Houses and other residential buildings can represent the dreamer’s sense of self. A dilapidated house would show someone who is run down, a Mansion someone with a large sense of self. Classically going into the attic (and upwards in many contexts) is seen to be entering the Higher Unconscious, or Spiritual realms, opening to new insight, being nearer the light. Going into the cellar is a descent, and like other descents is seen as moving down into the Personal Unconscious realm, and further descent into the Collective Unconscious. Likewise moving into the dark, or shadows is to enter where one cannot see – the Unconscious. Often people will discover new rooms or wings within buildings, and moving into these signifies entering new areas of themselves or their life.

Transport.

The motor car is our way of going out into the world. Whether we are driving, or a passenger is significant. Cars give us freedom of direction, and sense of power and control. Trains run on tracks and there is no control of where they stop or you can get off, possibly giving a sense of being railroaded. Aeroplanes may give perspective or an overview, however they are not grounded. Bicycles, I was taught are the ideal form of transport as they are an efficient use of energy, and are self propelled, not overpowered like cars.
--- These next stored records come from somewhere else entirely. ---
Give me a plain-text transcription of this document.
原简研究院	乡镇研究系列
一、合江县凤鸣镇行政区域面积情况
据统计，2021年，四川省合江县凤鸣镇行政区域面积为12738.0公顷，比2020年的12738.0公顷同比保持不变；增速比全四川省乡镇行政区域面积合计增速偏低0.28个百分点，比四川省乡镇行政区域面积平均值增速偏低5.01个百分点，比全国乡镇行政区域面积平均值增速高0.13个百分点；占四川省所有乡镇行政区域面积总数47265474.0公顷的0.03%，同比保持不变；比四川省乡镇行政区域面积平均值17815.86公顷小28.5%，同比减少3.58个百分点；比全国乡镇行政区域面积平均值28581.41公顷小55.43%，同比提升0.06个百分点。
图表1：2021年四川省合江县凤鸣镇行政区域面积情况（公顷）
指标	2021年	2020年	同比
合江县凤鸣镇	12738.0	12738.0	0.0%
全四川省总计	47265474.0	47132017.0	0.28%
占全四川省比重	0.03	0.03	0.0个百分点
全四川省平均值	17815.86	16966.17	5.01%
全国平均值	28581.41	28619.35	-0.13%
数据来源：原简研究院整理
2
You are in charge of the steering and can go pretty much anywhere you want and they require you to be balanced. Confident in this knowledge I was flummoxed when a client presented himself in a dream in his ideal transport - a single skull rowing boat that requires balance and self propulsion and given its narrow design, very efficient at going through the water. Additionally, of course there is likely to be some personal significance to be found in, travelling on water and going backwards! This only goes to show the importance of personal associations, that there are no rules in the Dreamworld and the danger of assuming what something symbolises.

CONCLUSION.

I hope in this writing I have managed to convey the appropriate attitude to dreams and the Dreamworld. I have deliberately left open the questions of whether there is such a thing as the Soul and whether it, and/or the Unconscious have intentionality. This hopefully leaves people with differing beliefs or understanding open to my main assertion that the Unconscious is not our enemy but who we are. There is a subtle but crucial difference between making the Unconscious Conscious and relating to the Unconscious. The former risks Ego inflation and grandiosity whereas the latter relativises the Ego, keeping it in it’s appropriate place, enabling a more Soulful life. Throughout this paper I have deliberately capitalised “Conscious”, as if it is a place, a thing, a proper noun, in order to distinguish it from, “conscious” (lower case) as an adjective. As an adjective, it implies life, that it relates to something rather than trying to change it into else, something fixed, something lifeless. Naming something kills it. Given we have had a hundred plus years of Psychotherapy and the World is still getting worse, maybe this subtle but crucial shift in attitude to the Unconscious, is what is required to heal our therapeutic theory from it’s Patriarchal forefathers. Psychotherapy is proving itself to be complicit in our World’s demise and impotent in effecting change. Only when we can truly respect our own Unconscious do we stand any chance of being able to respect, rather than exploit or abuse, Mother Nature and our Environment.


FURTHER READING.


James Hillman. Dreams and the Underworld.


Mary Louise von Franz. The Way of the Dream.


Robin Shohet. Dream Sharing.


James Hillman. We’ve had a Hundred Years of Psychotherapy and the World is getting worse.